Investment in cyber security is one of the areas singled out as a priority in the innovation agenda, launched by Prime Minister Malcolm Turnbull and Minister for Industry, Innovation and Science, Christopher Pyne on December 7. But the rise of IS and the threat of global terrorism is not going to be overcome by training a generation of kids to code (also part of the agenda) or investing in technical skills alone, Turner says.

“[Such] difficult problems are examined within political sciences, sociology, cultural studies – none of them are in the hard sciences,” Turner said. “If you are looking at complicated problems that are not open to simply scientific solutions – and most of the big problems today are in that category – you’ve got to have voices other than the scientists in there. The Prime Minister is talking about creativity and innovation – the sciences are not the exclusive preserve of those attributes.”

President of the Australian Publishers Association and CEO of Melbourne University Press Louise Adler agrees. The contrast between the government’s pledge to leverage the value of scientific intellectual property while signalling it will dismantle copyright protections for creative publishing by allowing so-called “parallel importation” – recommended by a recent competition policy review – is “disappointing and surprising,” she says.

She points to recent research by Pricewaterhouse Coppers that estimated copyright industries (ranging from newspapers and music to software and advertising) contributed $73.4 billion to the Australian economy in 2014.

Creative industries such as publishing have long provided a model of experimentation, innovation and investment, Adler argues, and the book industry is a case study in agility and incubation. Christos Tsiolkas’ The Slap, for example, did not simply arrive as an international best seller; its success depended on a succession of prior novels supported by grants, editors and book sellers.

“Like all other commercial enterprises, publishing is the business of managing risk, 10 per cent of a company’s titles support the other 90 per cent,” Adler says.

“It’s ironic that [the government’s] commercialising, promoting and proselytizing innovation and investment in STEM but are not prepared to do the same with commercialising the intellectual property of the written form.”

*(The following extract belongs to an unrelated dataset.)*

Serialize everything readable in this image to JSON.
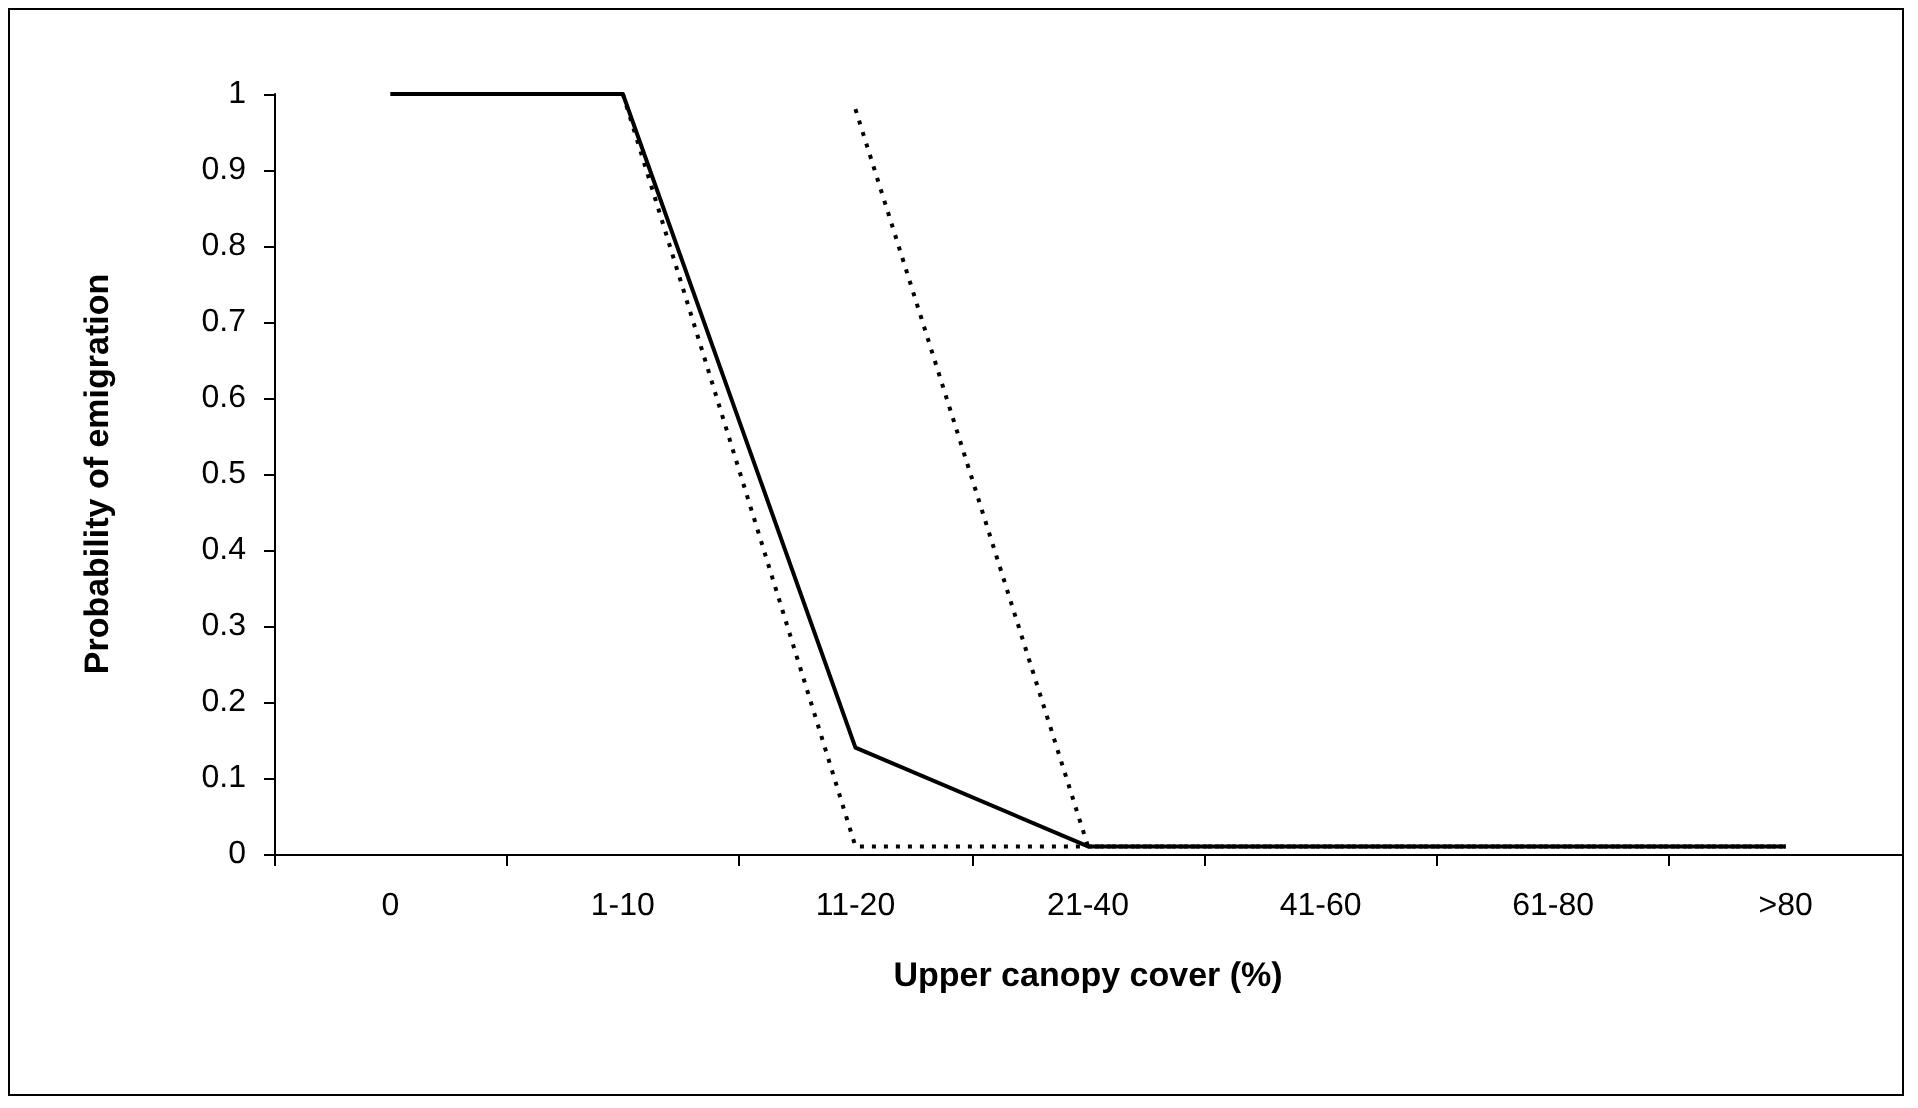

Education and Training Minister Simon Birmingham said the innovation statement “rebalances incentives to collaborate with industry and commercialise world-class research in Australia.”

The Turnbull government has provided an additional $127 million for research block grants over the next four years. “Basic research and the humanities remain a valued part of our rich research fabric.”

Opposition innovation and industry minister Kim Carr said removing publications from the criteria for public funding as a “travesty”, and using commercial income as a proxy for collaboration with private industry “fraught with difficulty”. Both measures could put Australia’s research reputation – and its higher education export market – at risk.

This story Administrator ready to work first appeared on 老域名购买.